SEC Announces Results of Share Class Selection Disclosure Initiative

People violate the securities laws sometimes. This happens more often than the SEC can even handle.

Prior SEC Disclosure Initiatives

Its then-Enforcement Director Stanley Sporkin realized this as long ago as 1974, when some digging spurred by the Watergate hearings revealed a LOT of public companies using slush funds to spend money on political campaigns and bribes of foreign government officials. Chairman Ray Garrett looked at all of them and said, “We can’t be suing every company.” So they came up with a volunteer program where companies were allowed to make disclosures about these payments and undertake to disclose them in their corporate filings. Sporkin remembers over 650 companies participating.

The SEC still does this sort of thing. In 2014 it looked across the landscape, didn’t love what it saw in the municipal issuer and underwriter space, and launched the Municipalities Continuing Disclosure Cooperation Initiative. Within the next two years, the SEC settled with 71 municipal issuers and 72 underwriters under non-scienter-based charges.

12b-1 Fees

In 2018, it saw similarly widespread problems with the disclosure of fees charged under Investment Company Act Rule 12b-1. What are those? Here’s what TheStreet said about them in 2003:

In the confusing alphanumeric soup of fees and share classes, probably no item is more misunderstood than the 12b-1 fee. The SEC adopted 12b-1 fees in 1980 as a way to let struggling funds use a small portion of their assets, on a short-term basis, to kick-start the marketing of the funds and counter redemptions, which in theory would lead to more assets, economies of scale and lower overall costs. . . .

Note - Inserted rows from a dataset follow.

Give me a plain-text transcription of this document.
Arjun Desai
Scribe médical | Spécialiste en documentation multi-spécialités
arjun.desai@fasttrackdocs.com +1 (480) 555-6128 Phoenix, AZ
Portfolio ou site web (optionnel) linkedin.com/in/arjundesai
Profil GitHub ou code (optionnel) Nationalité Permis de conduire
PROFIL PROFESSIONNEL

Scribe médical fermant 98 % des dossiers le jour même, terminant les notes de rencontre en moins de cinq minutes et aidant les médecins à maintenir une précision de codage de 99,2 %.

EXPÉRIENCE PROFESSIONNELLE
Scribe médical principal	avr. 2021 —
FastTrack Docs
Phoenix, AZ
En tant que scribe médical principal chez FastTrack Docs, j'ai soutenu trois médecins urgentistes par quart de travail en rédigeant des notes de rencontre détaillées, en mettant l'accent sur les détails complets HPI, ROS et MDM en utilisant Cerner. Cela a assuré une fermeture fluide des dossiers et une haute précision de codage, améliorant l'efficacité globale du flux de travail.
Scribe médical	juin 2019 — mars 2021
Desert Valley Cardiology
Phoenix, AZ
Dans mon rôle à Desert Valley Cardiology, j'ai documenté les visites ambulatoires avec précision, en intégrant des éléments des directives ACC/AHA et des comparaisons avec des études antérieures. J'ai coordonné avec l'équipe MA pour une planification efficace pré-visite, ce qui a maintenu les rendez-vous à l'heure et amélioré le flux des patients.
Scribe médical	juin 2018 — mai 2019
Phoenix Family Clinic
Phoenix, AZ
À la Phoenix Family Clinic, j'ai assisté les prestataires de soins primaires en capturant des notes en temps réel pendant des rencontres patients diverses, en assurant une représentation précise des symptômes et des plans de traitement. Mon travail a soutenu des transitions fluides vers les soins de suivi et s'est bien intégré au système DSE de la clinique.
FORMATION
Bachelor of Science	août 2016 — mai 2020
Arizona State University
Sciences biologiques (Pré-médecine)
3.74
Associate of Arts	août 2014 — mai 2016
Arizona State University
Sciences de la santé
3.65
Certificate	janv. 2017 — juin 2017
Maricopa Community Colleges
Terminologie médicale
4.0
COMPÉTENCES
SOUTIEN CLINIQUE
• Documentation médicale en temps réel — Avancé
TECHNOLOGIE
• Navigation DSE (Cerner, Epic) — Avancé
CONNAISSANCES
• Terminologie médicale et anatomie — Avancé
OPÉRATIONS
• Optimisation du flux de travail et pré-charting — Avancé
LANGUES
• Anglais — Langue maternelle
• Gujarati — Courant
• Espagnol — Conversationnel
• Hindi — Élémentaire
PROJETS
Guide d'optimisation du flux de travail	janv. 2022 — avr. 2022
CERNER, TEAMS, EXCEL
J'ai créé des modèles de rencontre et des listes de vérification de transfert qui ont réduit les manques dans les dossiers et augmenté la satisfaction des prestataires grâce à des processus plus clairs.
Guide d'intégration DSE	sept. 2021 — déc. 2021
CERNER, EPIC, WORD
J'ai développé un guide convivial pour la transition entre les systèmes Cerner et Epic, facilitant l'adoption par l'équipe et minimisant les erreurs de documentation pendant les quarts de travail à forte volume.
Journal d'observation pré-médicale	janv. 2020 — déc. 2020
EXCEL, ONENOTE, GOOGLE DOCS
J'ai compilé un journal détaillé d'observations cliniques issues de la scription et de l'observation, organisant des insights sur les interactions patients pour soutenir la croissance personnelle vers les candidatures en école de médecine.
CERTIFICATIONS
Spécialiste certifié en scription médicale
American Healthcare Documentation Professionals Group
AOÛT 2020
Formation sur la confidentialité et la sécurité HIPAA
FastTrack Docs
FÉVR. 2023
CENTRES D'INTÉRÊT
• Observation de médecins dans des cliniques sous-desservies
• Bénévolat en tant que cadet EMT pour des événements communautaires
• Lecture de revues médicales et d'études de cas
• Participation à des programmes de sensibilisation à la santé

By all counts, 12b-1 fees – originally meant as a short-term way for funds to pay for advertising and such – have become a substitute for a front-end sales load. “A large number of funds use 12b-1 fees in this way,” said Doug Scheidt, the associate director of the SEC’s Division of Investment Management. Indeed, 11,481 funds, or 66% of the 17,366 funds that Lipper tracks, assess a 12b-1 fee.

From a disclosure perspective, the issue for mutual fund investment advisers is that some mutual funds will have multiple share classes, some of which charge 12b-1 fees, and some of which don’t. So “when there is a lower-cost share class available that does not charge a 12b-1 fee (or charges a lower [one]), it is usually in the client’s best interest to invest in the lower-cost share class rather than the 12b-1 fee paying share class because the client’s returns would not be reduced by the 12b-1 fees.”

The Share Class Selection Disclosure Initiative

Over the past several years, the SEC has filed a number of actions where an investment adviser did not disclose lower-cost mutual fund share classes and instead recommended share classes that paid the adviser or its related entities or individuals 12b-1 fees. It suspected more were out there. So it launched the Share Class Selection Disclosure Initiative in 2018 to identify and address potential violations based in the lack of disclosure in this area.

The idea was the SEC’s Enforcement Division would recommend that the Commission accept favorable settlement terms for investment advisers that self-report possible violations relating to their failure to make necessary disclosures concerning mutual fund share class selection. Self reporters would settle to violations of Sections 206(2) and 207 of the Advisers Act, which can rest on findings of simple negligence.  

In March, the SEC “settled charges against 79 investment advisers who will return more than $125 million to clients, with a substantial majority of the funds going to retail investors.”

Each of the settling investment advisers consented to:

  • cease-and-desist orders;

  • censures;

  • disgorgement of the 12b-1 fees at issue;

  • distribute the money represented by those fees with prejudgment interest to affected clients; and 

  • correct the relevant disclosure documents on mutual fund share class selection and 12b-1 fees and to move existing clients to an available lower-cost share class as necessary. 

These advisers avoided penalties.

What to do . . .

Going forward, mutual fund advisers should obviously be mindful of 12b-1 fees in Form ADV brochures and brochure supplements. If your funds have multiple share classes, be sure your clients are in the right ones, and that you’re clearly explaining to them the differences between them and the relative benefits of each. Maybe this goes without saying, but we’re saying it. But if you crossed your fingers and ignored this initiative, you had better pray to the god of skinny punks that you don’t get caught because you’re not going to escape without a penalty if you do.